The way he handled it says a lot about how uneasy he felt in the moment. He wrote that he did not confront the man directly. Instead, he acted distracted while keeping an eye on the firearm and the man’s movements. He watched as the worker apparently inspected the pistol, talked about it with his friend, identified the make and model, and then said, “oh, probably shouldn’t touch it,” before wiping it down with the rag in his hand and setting it back. Only after it was back on the shelf did the poster move quickly past him to tell the gun-owning coworker that the men doing windshields had been “taking a looksie” and that he needed to secure the gun. The coworker apparently did so immediately and without argument.
That sequence is what shaped the entire discussion around the post. The Reddit user did not ask whether the windshield worker should have touched the gun. He already knew that was bad. What he wanted to know was whether he should have confronted the man directly, whether he should have acted differently because he was unarmed himself, and how much responsibility belonged to the coworker who left the pistol sitting out in the first place. He also made clear that going forward, he would tell that coworker to secure the firearm any time he saw it left around again.

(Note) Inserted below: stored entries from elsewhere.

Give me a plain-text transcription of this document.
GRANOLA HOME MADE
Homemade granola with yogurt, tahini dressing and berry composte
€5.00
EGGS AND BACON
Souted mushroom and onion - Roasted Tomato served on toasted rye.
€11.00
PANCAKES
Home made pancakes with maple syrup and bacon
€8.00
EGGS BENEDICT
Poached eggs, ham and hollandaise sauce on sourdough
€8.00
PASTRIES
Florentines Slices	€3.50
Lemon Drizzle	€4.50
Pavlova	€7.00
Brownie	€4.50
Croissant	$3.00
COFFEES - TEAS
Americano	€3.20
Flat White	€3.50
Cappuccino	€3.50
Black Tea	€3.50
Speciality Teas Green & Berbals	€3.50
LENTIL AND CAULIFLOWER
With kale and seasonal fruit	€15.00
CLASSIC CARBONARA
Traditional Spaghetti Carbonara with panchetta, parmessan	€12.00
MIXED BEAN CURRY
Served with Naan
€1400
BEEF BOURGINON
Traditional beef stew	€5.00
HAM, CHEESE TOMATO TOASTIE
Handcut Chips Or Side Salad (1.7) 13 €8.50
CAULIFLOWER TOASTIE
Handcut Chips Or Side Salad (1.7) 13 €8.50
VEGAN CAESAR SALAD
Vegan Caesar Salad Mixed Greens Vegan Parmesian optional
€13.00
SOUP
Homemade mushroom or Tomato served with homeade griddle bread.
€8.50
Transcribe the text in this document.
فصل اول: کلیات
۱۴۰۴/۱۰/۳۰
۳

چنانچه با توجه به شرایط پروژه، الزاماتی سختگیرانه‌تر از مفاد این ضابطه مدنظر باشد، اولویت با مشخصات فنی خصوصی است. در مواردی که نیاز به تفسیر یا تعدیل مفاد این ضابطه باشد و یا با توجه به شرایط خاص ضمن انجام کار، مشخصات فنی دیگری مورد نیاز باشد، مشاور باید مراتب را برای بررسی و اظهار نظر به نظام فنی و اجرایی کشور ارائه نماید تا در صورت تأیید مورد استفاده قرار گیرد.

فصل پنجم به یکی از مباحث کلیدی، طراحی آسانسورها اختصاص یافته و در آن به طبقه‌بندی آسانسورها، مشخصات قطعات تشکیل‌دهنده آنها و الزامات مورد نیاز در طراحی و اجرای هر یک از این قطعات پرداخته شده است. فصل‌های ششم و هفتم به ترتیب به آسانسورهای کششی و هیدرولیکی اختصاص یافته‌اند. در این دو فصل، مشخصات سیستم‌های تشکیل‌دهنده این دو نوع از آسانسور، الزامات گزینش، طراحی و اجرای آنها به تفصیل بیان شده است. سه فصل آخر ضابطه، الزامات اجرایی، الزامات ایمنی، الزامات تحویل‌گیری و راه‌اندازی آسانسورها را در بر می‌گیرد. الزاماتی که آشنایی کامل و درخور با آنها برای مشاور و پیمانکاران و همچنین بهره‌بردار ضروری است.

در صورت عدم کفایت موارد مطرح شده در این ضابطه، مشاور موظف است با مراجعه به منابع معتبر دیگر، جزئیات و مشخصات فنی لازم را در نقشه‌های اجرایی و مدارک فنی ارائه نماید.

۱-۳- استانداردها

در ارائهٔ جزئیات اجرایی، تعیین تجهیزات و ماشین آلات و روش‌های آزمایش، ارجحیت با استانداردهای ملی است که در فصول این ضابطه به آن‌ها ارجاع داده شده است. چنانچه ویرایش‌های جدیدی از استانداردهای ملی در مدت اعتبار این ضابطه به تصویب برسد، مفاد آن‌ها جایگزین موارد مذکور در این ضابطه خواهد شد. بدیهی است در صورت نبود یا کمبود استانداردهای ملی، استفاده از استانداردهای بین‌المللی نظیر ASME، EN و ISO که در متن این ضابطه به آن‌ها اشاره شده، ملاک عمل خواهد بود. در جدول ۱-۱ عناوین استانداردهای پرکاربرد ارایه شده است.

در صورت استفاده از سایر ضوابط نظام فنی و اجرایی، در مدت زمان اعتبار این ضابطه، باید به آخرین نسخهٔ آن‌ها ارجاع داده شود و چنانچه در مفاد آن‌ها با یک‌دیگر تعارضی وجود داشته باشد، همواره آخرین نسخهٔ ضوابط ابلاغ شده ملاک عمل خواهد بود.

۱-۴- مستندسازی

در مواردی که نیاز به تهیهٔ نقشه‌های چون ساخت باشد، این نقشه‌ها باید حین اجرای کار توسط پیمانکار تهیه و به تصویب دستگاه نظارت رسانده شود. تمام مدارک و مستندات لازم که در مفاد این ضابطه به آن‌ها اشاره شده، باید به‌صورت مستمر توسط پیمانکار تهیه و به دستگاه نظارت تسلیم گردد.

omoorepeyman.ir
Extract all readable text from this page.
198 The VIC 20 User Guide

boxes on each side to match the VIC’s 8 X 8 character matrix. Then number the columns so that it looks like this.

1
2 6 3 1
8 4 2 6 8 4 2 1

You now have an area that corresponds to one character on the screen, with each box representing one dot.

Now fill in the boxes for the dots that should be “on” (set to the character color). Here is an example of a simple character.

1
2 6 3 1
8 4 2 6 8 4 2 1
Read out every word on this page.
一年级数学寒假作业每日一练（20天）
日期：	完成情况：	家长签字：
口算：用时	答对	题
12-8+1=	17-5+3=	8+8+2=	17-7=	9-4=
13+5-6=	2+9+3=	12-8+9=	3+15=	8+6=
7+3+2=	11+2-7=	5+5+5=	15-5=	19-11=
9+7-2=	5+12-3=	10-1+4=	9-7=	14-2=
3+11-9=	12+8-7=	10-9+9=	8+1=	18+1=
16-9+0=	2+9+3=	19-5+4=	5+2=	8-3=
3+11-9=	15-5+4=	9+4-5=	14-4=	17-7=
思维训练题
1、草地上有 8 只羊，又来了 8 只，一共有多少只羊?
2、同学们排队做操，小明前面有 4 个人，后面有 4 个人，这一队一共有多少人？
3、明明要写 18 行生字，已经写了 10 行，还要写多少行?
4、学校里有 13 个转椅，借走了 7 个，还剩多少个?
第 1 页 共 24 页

That admission gave the post a little more weight, because it showed he had already come away from the incident with one conclusion: this should never have been allowed to happen in the first place.
The replies landed hard on that same point. A lot of commenters barely focused on the windshield worker at all. They focused on the coworker who left the Hellcat sitting unsecured in a workplace where other employees and outside contractors were moving around. One of the top replies said that by the time the poster realized what was happening, the situation had almost already run its course, but the bigger issue was that the gun owner had failed to keep control of his weapon at all times. That commenter said the pistol should either have been on his body, locked up, or in the hands of a trusted person. Leaving it on a shelf in the shop, he argued, could just as easily have ended with a child, customer, or another inexperienced person finding it next time.
That view ran through the rest of the thread almost nonstop. Another commenter said it did not matter whether the person who touched it was American, Ukrainian, familiar with guns, unfamiliar with guns, or anything else. The real problem was that the firearm was sitting unsecured in a work environment at all. Others said even a cheap flat lockbox in a bag would have been better than plopping it on a shelf in a shared shop. A few were even harsher and said that if they found an unsecured firearm sitting out in a workplace, they would call the police because that is exactly the kind of situation that can become catastrophic before anyone has time to explain themselves.
The Reddit user himself sounded torn between understanding how bad it was and not wanting to become the kind of person who starts a major confrontation with coworkers. In one reply, he admitted that in hindsight he should have told the gun owner to secure the firearm the moment he first saw it. In another, he explained that part of why he did not confront the windshield worker directly was that he was younger, not carrying his own gun that day, and did not want to challenge someone who at that moment was the one holding a firearm. That answer probably explains the thread better than anything else. He was not brushing off the danger. He was trying to navigate it in real time without making it worse.
There were also commenters who put the whole thing in even harsher terms. One called it “peak car magnet gun mount behavior” and said it showed the coworker was careless while still believing he was prepared. Another said leaving a loaded pistol mounted in a van or lying around a shop is exactly how guns get stolen, mishandled, or used by the wrong person. Someone else shared that at his own job, he sees guns left in cars so casually that one even fell out onto the concrete because it was sitting loose. That broader frustration gave the thread a lot of its force. The event in the shop was not only one coworker’s lapse. To a lot of readers, it was another example of people treating everyday gun storage and control like a small issue right up until it stops being one.
The poster later said he told his boss what happened so management could talk to the coworker if they wanted to. That little update mattered because it answered the underlying question of whether he did nothing. He did act, just not loudly and not in front of everyone. He got the firearm secured, he informed the person responsible, and he kicked the matter upward without turning the whole thing into a shouting match on the shop floor. That may not have satisfied the people in the thread calling for police reports and public humiliation, but it fit the way he had written from the start. He was not looking for revenge. He was trying to keep a bad moment from becoming a deadly one.
By the end of the discussion, nobody seemed confused about where most of the blame belonged. The outside worker should not have touched the gun, and he certainly should not have swung it across half the shop. But the stronger consensus was that the coworker who left the Hellcat sitting unsecured in a workplace full of people created the opening for the whole thing. Once that gun was on the shelf, the mistake was already in motion. Everything that followed was just the part everyone else had to watch unfold.